You point out the base rate issue but of course in a logistic regression you also take into account all the other variables that may impinge on the outcome prior to assessing the effects of our key variable patient involvement - as we did – and showed that the odds ratio is 4.12 - So no dispute about that. We have followed up our analysis to produce a statement that the public will understand. Using the following equations:
Model predicted recruitment lowest level of involvement exp(2.489-.193*8.8-1.477)/(1+exp(2.489-.193*8.8-1.477))=0.33
Model predicted recruitment highest level of involvement exp(2.489-.193*8.8-1.477+1.415)/(1+exp(2.489-.193*8.8-1.477+1.415)=0.67
For a study of typical complexity without a follow up increasing involvement from the lowest to the highest levels increased recruitment from 33% to 66% i.e. a doubling.

So then, you agree that your prior use of “4 times more likely” was not true? Would you be willing to concede that in more or less direct English?

This is important and is the first time that impact has been shown for patient involvement on the study success.
Luckily in the UK we have a network that now supports clinicians to be involved and a system for ensuring study feasibility.
The addition of patient involvement is the additional bonus that allows recruitment to increase over time and so cutting down the time for treatments to get to patients.

No, and no again. This study shows an association in a model. The gap between that and a causal relationship is far too vast to gloss over in this manner.

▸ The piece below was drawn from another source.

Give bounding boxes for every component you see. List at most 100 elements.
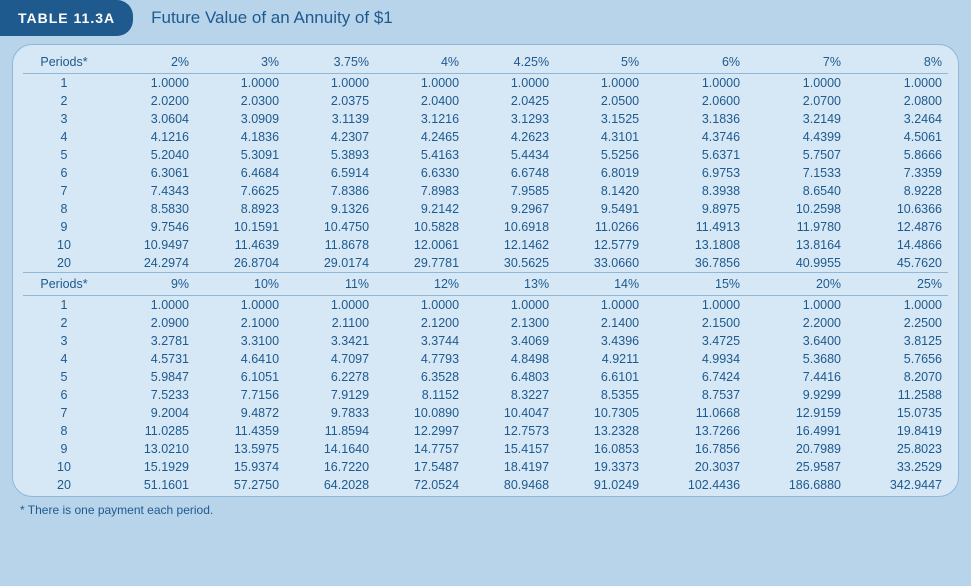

In summary, I thank the authors for taking the time to response, but I feel they've overreacted to my concerns about the study, and seriously underreacted to my more important concerns about their public overhyping of the study. 

I believe this study provides useful, though limited, data about the potential relationship between patient engagement and enrollment success. On the other hand, I believe the public positioning of the study by its authors and their institutions has been exaggerated and distorted in clearly unacceptable ways. I would ask the authors to seriously consider issuing public corrections on the 4 points listed above.